Hailo raises $12.5 million Series A round to develop deep learning processor

Hailo founders. From left to right: CEO Orr Danon, Chief Business Development Officer Hadar Zeitlin, and CTO Avi Baum. (Photographer, Eran Tayree)
Hailo, a company developing a proprietary chip for deep learning, announced the completion of a $12.5 million Series A round. The company’s investors include Ourcrowd.com, Maniv Mobility, the Drive accelerator fund: Next Gear, as well as angel investors, Hailo Chairman Zohar Zisapel and Delek Motors CEO Gil Agmon. The company will use the funding to further develop its deep learning processor, which the company says will deliver datacenter processing capacity to edge devices. This latest funding round brings the total raised to date by the Tel Aviv-based company to $16 million.
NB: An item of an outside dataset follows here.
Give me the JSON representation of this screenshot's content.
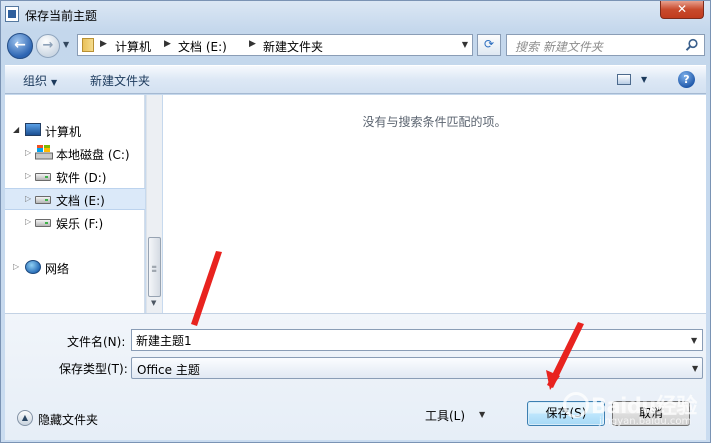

Hailo's deep learning processor, whose initial samples are expected to enter the market in H1 2019, is intended to run embedded artificial intelligence (AI) applications on edge devices that are installed in autonomous vehicles, drones, and smart home appliances such as personal assistants, smart cameras, and smart TVs, alongside IoT, AR and VR platforms, wearables, and security products. The Hailo processor reduces size, power, and cost, making it suitable for local processing of high-resolution sensory data in real time.
“The 70-year old architecture of existing processors is inadequate to meet today’s deep learning and AI processing needs,” said Orr Danon, Hailo CEO. “Hailo is revolutionizing the underlying architecture of the processor to boost deep learning processing by several orders of magnitude. We have completely redesigned the pillars of computer architecture—memory, control and compute—and the relations between them."
Hailo’s leadership team includes Orr Danon, CEO; Avi Baum, CTO; and Hadar Zeitlin, Chief Business Development Officer. Danon served in a top Israel Defense Forces technology unit and is a recipient of the Israel Defense Prize. Baum held several senior engineering management positions at Texas Instruments, including serving as CTO for the Wireless Connectivity Group. Zeitlin also served in the same IDF technology unit for nine years and was awarded the Chief of Staff Prize for technological excellence.